Take some large buckets and go fill up each
with a 9 to 1 ratio of water and bleach.
Tape up all the windows and cracks around doors.
Wipe down the furniture and mop up the floors.
As soon as they've finished and their houses all clean
they're minds will relax, if you know what I mean."
Said the General, "It's great to wash down walls and floors,
but how do we clean up this mess out of doors?"
"Check out the map-and this distance!
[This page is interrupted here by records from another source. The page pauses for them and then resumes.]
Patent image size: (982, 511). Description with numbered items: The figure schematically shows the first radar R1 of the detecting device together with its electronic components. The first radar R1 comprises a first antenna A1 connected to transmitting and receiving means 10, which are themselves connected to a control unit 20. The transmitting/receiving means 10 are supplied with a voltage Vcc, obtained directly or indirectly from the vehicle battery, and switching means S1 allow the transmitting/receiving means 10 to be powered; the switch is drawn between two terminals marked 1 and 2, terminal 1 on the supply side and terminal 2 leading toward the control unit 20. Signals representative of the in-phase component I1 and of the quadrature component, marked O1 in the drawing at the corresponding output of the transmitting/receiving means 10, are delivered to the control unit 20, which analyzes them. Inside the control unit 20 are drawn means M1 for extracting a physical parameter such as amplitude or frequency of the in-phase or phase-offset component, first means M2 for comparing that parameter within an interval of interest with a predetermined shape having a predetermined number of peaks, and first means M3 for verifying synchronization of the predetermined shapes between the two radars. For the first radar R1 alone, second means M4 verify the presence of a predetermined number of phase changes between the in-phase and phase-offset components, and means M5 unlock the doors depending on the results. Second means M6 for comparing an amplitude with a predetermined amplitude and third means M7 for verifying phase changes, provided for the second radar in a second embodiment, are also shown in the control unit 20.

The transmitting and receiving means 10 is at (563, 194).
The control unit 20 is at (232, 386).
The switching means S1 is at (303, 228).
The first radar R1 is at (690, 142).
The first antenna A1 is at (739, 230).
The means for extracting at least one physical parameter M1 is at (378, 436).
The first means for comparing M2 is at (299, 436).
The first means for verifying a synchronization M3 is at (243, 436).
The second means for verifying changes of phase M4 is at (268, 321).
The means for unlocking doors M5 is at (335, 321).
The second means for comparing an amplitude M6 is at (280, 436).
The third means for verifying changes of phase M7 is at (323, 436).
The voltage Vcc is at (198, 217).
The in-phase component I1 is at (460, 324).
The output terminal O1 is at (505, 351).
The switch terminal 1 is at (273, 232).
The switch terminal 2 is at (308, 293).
Oh, dear.
The area's too big for the Army to clear."
"We need something quick and we need it today
to make sure that those Anthrax spores don't blow away."
I said, "General, we need a huge sprayer to reach
all the spores on the ground from here to the beach."
He called up the Air Force and said, "Please come quick,
before the civilians around here get sick."
So the Air Force flew over with chemical sprayers,
covering the landscape with layers and layers
of Super Tropical Bleach before rain came around
and washed all the Anthrax spores
into the ground
where they could lurk in the earth
for many a year
until favorable conditions let them reappear.
By thew time sundown came, our mission was over.
We destroyed all the Anthrax
from Philly to Dover.
I cleaned up my equipment and put it away
in case it was needed on some other day.
But please heed my warning...
Watch the weather conditions, for you never know
If the Anthrax might come back
when the soft breezes blow.
With apologies to Dr. Seuss and the "Lorax".